To find the rate at which the cars are approaching each other, we can use the Pythagorean theorem.
Let x represent the distance between the two cars at any given time, and let y represent the distance car A has traveled and z represent the distance car B has traveled.
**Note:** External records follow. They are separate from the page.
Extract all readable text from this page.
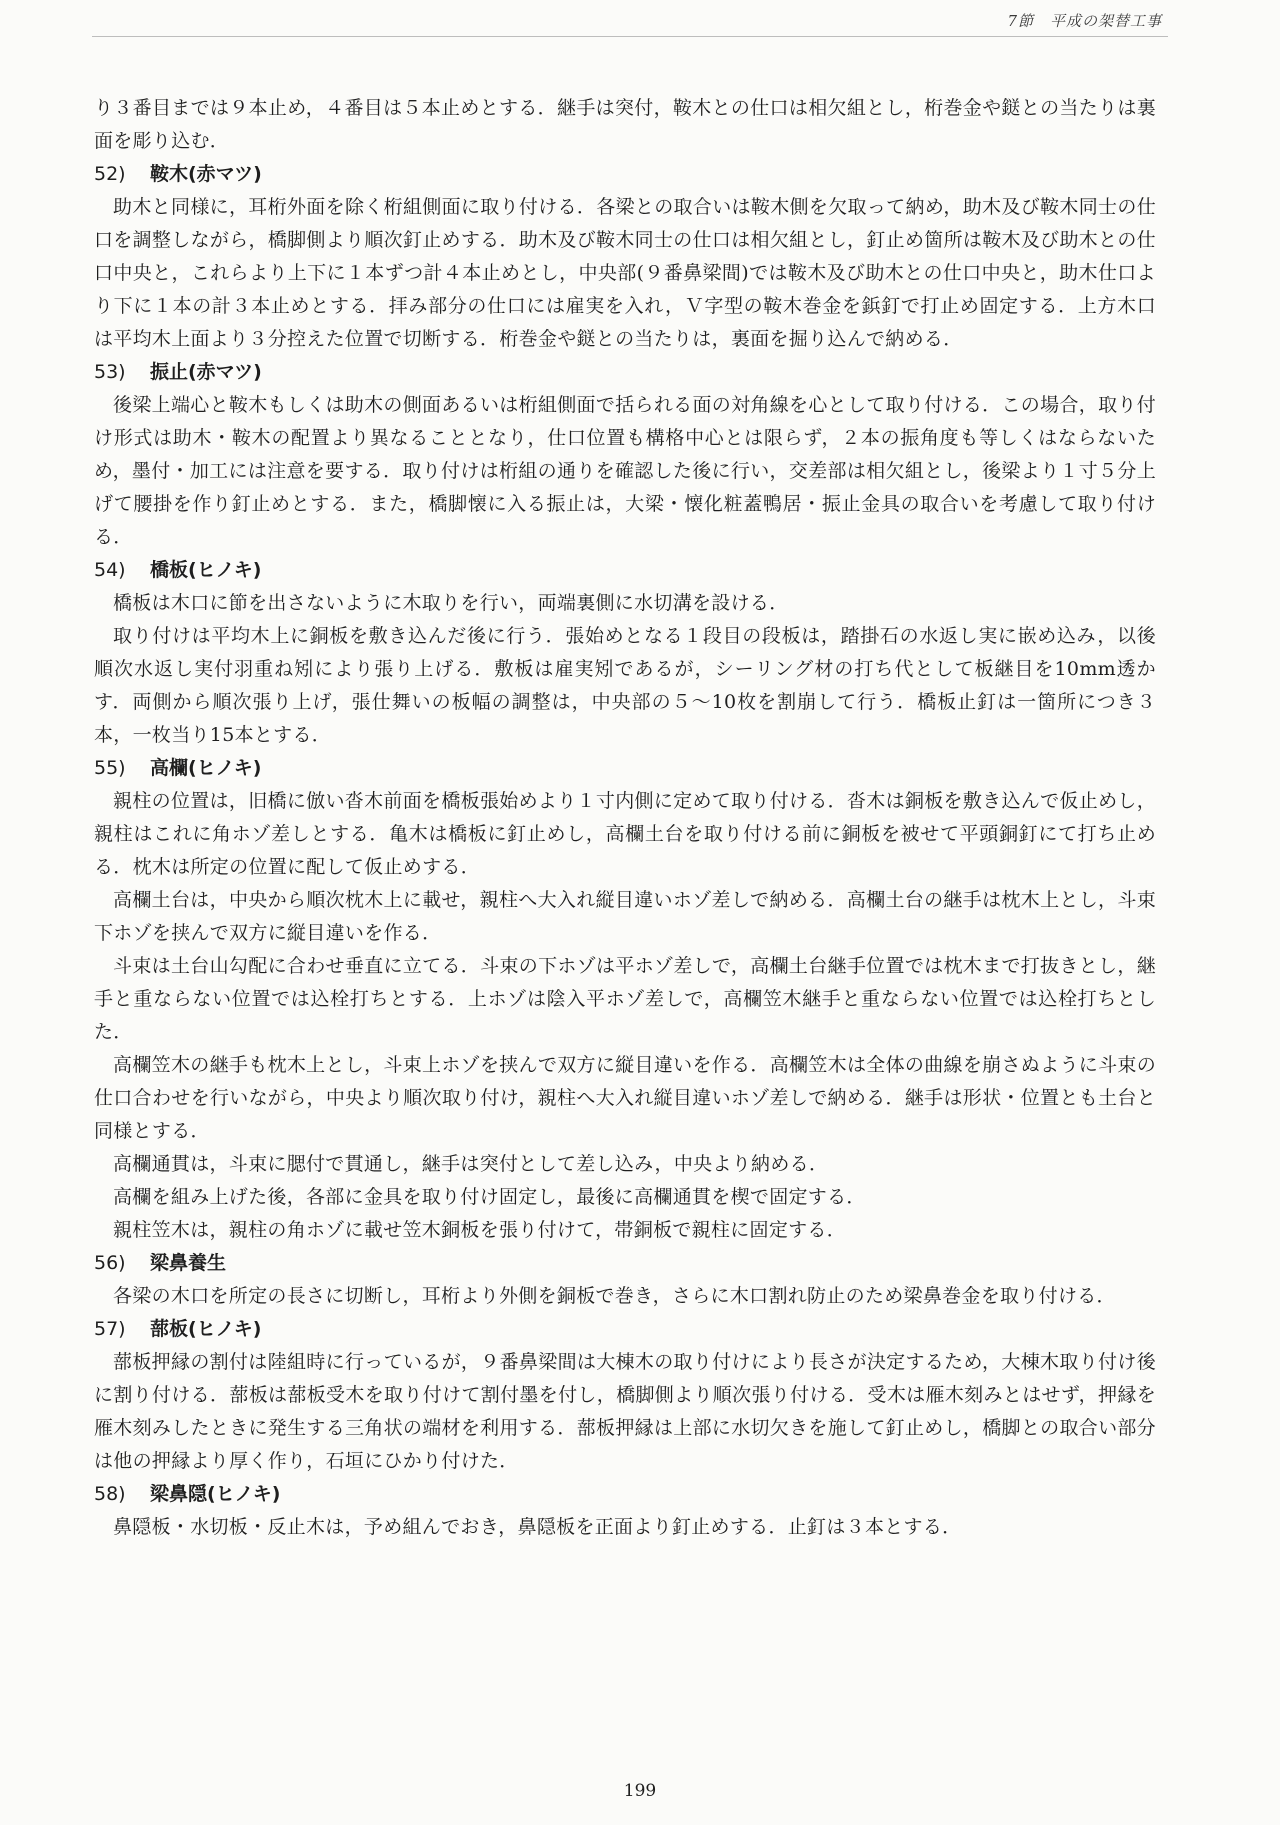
7節　平成の架替工事

り３番目までは９本止め，４番目は５本止めとする．継手は突付，鞍木との仕口は相欠組とし，桁巻金や鎹との当たりは裏面を彫り込む．

52) 鞍木(赤マツ)

助木と同様に，耳桁外面を除く桁組側面に取り付ける．各梁との取合いは鞍木側を欠取って納め，助木及び鞍木同士の仕口を調整しながら，橋脚側より順次釘止めする．助木及び鞍木同士の仕口は相欠組とし，釘止め箇所は鞍木及び助木との仕口中央と，これらより上下に１本ずつ計４本止めとし，中央部(９番鼻梁間)では鞍木及び助木との仕口中央と，助木仕口より下に１本の計３本止めとする．拝み部分の仕口には雇実を入れ，Ｖ字型の鞍木巻金を鋲釘で打止め固定する．上方木口は平均木上面より３分控えた位置で切断する．桁巻金や鎹との当たりは，裏面を掘り込んで納める．

53) 振止(赤マツ)

後梁上端心と鞍木もしくは助木の側面あるいは桁組側面で括られる面の対角線を心として取り付ける．この場合，取り付け形式は助木・鞍木の配置より異なることとなり，仕口位置も構格中心とは限らず，２本の振角度も等しくはならないため，墨付・加工には注意を要する．取り付けは桁組の通りを確認した後に行い，交差部は相欠組とし，後梁より１寸５分上げて腰掛を作り釘止めとする．また，橋脚懐に入る振止は，大梁・懐化粧蓋鴨居・振止金具の取合いを考慮して取り付ける．

54) 橋板(ヒノキ)

橋板は木口に節を出さないように木取りを行い，両端裏側に水切溝を設ける．

取り付けは平均木上に銅板を敷き込んだ後に行う．張始めとなる１段目の段板は，踏掛石の水返し実に嵌め込み，以後順次水返し実付羽重ね矧により張り上げる．敷板は雇実矧であるが，シーリング材の打ち代として板継目を10mm透かす．両側から順次張り上げ，張仕舞いの板幅の調整は，中央部の５〜10枚を割崩して行う．橋板止釘は一箇所につき３本，一枚当り15本とする．

55) 高欄(ヒノキ)

親柱の位置は，旧橋に倣い沓木前面を橋板張始めより１寸内側に定めて取り付ける．沓木は銅板を敷き込んで仮止めし，親柱はこれに角ホゾ差しとする．亀木は橋板に釘止めし，高欄土台を取り付ける前に銅板を被せて平頭銅釘にて打ち止める．枕木は所定の位置に配して仮止めする．

高欄土台は，中央から順次枕木上に載せ，親柱へ大入れ縦目違いホゾ差しで納める．高欄土台の継手は枕木上とし，斗束下ホゾを挟んで双方に縦目違いを作る．

斗束は土台山勾配に合わせ垂直に立てる．斗束の下ホゾは平ホゾ差しで，高欄土台継手位置では枕木まで打抜きとし，継手と重ならない位置では込栓打ちとする．上ホゾは陰入平ホゾ差しで，高欄笠木継手と重ならない位置では込栓打ちとした．

高欄笠木の継手も枕木上とし，斗束上ホゾを挟んで双方に縦目違いを作る．高欄笠木は全体の曲線を崩さぬように斗束の仕口合わせを行いながら，中央より順次取り付け，親柱へ大入れ縦目違いホゾ差しで納める．継手は形状・位置とも土台と同様とする．

高欄通貫は，斗束に腮付で貫通し，継手は突付として差し込み，中央より納める．

高欄を組み上げた後，各部に金具を取り付け固定し，最後に高欄通貫を楔で固定する．

親柱笠木は，親柱の角ホゾに載せ笠木銅板を張り付けて，帯銅板で親柱に固定する．

56) 梁鼻養生

各梁の木口を所定の長さに切断し，耳桁より外側を銅板で巻き，さらに木口割れ防止のため梁鼻巻金を取り付ける．

57) 蔀板(ヒノキ)

蔀板押縁の割付は陸組時に行っているが，９番鼻梁間は大棟木の取り付けにより長さが決定するため，大棟木取り付け後に割り付ける．蔀板は蔀板受木を取り付けて割付墨を付し，橋脚側より順次張り付ける．受木は雁木刻みとはせず，押縁を雁木刻みしたときに発生する三角状の端材を利用する．蔀板押縁は上部に水切欠きを施して釘止めし，橋脚との取合い部分は他の押縁より厚く作り，石垣にひかり付けた．

58) 梁鼻隠(ヒノキ)

鼻隠板・水切板・反止木は，予め組んでおき，鼻隠板を正面より釘止めする．止釘は３本とする．

199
Using the Pythagorean theorem, we have:
x^2 = y^2 + z^2
Differentiating both sides with respect to time t, we get:
2x(dx/dt) = 2y(dy/dt) + 2z(dz/dt)
Given that car A is traveling at 80𝑘𝑚/ℎ (dy/dt) and car B is traveling at 100𝑘𝑚/ℎ (dz/dt), we have:
dy/dt = -80 and dz/dt = -100
Substitute y = 3 km, z = 4 km, dy/dt = -80, dz/dt = -100 into the differentiated equation, we get:
2x(dx/dt) = 2(3)(-80) + 2(4)(-100)
2x(dx/dt) = -480 - 800
2x(dx/dt) = -1280
dx/dt = -1280 / (2x)
dx/dt = -640 / x
When we have y = 3 km, z = 4 km, we can find x:
x = sqrt(3^2 + 4^2)
x = 5 km
Now, when x = 5 km, we can find dx/dt:
dx/dt = -640 / 5
dx/dt = -128 km/h
Therefore, when car A is 3 km and car B is 4 km from the intersection, the cars are approaching each other at a rate of 128 km/h.